Court Opinion

ID: 9648713
Source: CourtListenerOpinion
Date Created: 2023-08-23 14:33:19.320807+00
Date Added: 2024-06-11T18:12:04.857180
License: Public Domain

LARSEN, Justice,
concurring.
The defendant, David Hayes, a Pennsylvania state legislator from Erie, Pennsylvania, was arrested and charged with two counts of rape, two counts of involuntary deviate sexual intercourse, one count of indecent assault, and one count of corruption of a minor.
Immediately prior to the commencement of trial, the Honorable Samuel Strauss (the trial judge) ordered the suppression hearing closed to the public and the media.
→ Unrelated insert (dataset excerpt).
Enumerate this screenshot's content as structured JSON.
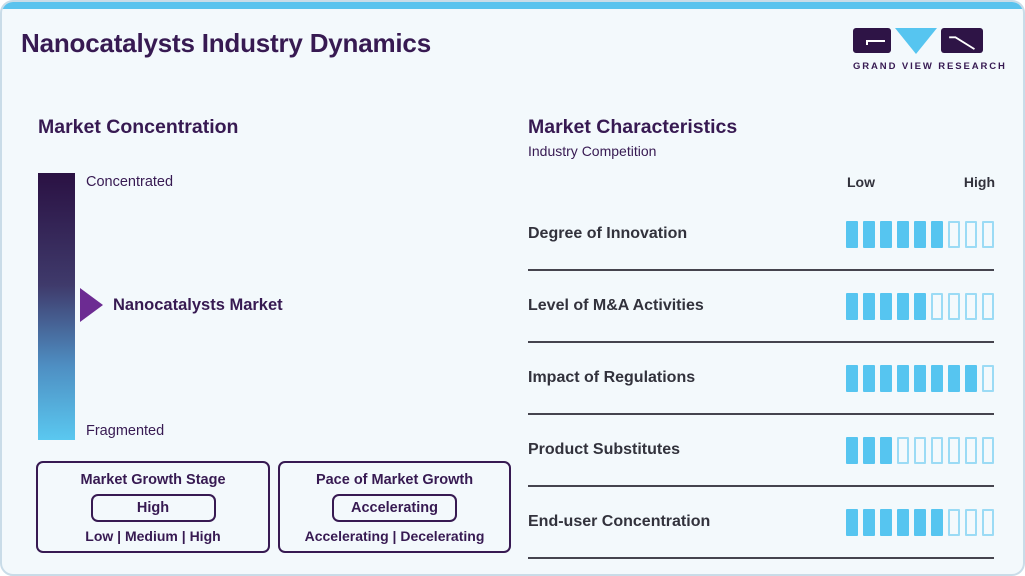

The Pittsburgh Press Company intervened and petitioned this Court for the exercise of plenary jurisdiction and for a stay and reversal of the lower court’s order. We granted the stay and immediately heard oral argument from the attorneys for the Pittsburgh Press Company, Tribune-Review Publishing Company, Allegheny County District Attorney’s office and defendant.
I would hold that all criminal proceedings are open to the public and to the media. The public’s and the media’s right *439to attend these proceedings is absolute. Article I, Section 11 of the Pennsylvania Constitution provides “All Courts shall be open”; this article prohibits secret or closed hearings and trials.
Human institutions have a tendency toward corruption; only when certain checks and balances are permitted and/or imposed does this tendency become neutralized. The tendency of corruption in the judiciary becomes greatest when the public and the media (the public’s eyes and ears) are excluded from judicial proceedings. As I conceive of a democracy and of a free and informed citizenry, the right of the public and of the media to attend court proceedings must be absolute.
The rights of a litigant/defendant can be adequately protected by numerous judicial tools: change of venue, postponements, voir dire of prospective jurors, sequestration of jurors, etc.1
Therefore, I would reverse the lower court’s order and remand for further proceedings consistent with this opinion.

. For a view of problems that some courts have had in attempting to resolve this issue, see Gannett v. DePasquale, 443 U.S. 368, 99 S.Ct. 2898, 61 L.Ed.2d 608 (1979); United States v. Cianfrani, 573 F.2d 835 (3rd Cir. 1978); Philadelphia Newspapers, Inc. v. Jerome, 478 Pa. 484, 387 A.2d 425 (1978).